10 Lost Agatha Christie Plays Discovered

10 lost works written by the English crime novelist, Agatha Christie, have been uncovered after British theatre producer and Christie expert Julius Green was given unprecedented access to her archives in both the UK and U.S.

The Daily Mail reported that five full-length plays and five one-act dramas have been discovered in several archives, including those kept by Christie's family and by her theatrical producers. The newly discovered works, which had previously been unknown or simply forgotten about, are mostly murder mysteries. They include an adaptation of her 1944 novel Towards Zero and an original 175-page play called Someone at the Window. Green, who is the founder of The Agatha Christie Theatre Company, said that the latter play is "brimming with witty banter and social commentary about inter-war Britain," the Daily Mail reported.

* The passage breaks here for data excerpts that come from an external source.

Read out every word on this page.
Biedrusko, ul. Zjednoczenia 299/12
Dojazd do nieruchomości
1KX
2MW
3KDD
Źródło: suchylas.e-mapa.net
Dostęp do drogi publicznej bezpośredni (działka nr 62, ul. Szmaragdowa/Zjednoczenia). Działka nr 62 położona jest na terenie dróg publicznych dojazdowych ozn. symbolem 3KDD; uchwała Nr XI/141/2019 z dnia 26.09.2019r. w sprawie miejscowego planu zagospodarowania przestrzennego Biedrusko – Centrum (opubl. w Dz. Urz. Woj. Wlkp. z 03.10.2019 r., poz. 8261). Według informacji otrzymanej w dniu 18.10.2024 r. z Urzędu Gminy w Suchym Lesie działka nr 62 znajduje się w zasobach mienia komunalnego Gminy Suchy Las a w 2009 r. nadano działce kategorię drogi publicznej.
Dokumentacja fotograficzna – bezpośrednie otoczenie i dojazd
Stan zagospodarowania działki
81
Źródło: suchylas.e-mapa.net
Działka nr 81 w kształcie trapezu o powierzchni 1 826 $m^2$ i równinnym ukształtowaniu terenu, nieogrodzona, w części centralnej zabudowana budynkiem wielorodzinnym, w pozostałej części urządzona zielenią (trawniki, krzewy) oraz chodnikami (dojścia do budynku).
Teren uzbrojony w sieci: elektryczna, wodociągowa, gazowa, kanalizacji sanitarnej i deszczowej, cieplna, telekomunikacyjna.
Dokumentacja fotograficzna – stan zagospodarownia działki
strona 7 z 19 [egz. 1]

Further details about all the newly discovered materials, which include unpublished correspondence, will feature in Green's book, Curtain Up: Agatha Christie - A Life in Theatre, which is due to be published next month to celebrate the 125th anniversary of Christie's birth.

The adaptation of Towards Zero was found among the archives of the Shubert Organisation, the oldest theatrical production company in America. According to Green, the newly discovered adaptation is "entirely different" from the existing 1956 version, written by the thriller writer Gerald Verner.

Within the manuscript, Green also found additional materials relating to the play including a letter written in 1945 by Lee Shubert who was a theatrical producer at the organisation at the time. He wrote to Christie regarding a one-week trial run of Towards Zero he had carried out saying: "We found the climax came too suddenly and the final situation was not plausible to the audience."

Christie is one of Britain's most well-known murder mystery authors, and two of her best-loved characters, Belgian detective Hercule Poirot and the elderly Miss Marple, have both been portrayed multiple times on screen. Two billion copies of the author's books have been sold worldwide and Christie also created the world's longest-running play, The Mousetrap, which is now into its 63rd year and has been performed over 25,000 times.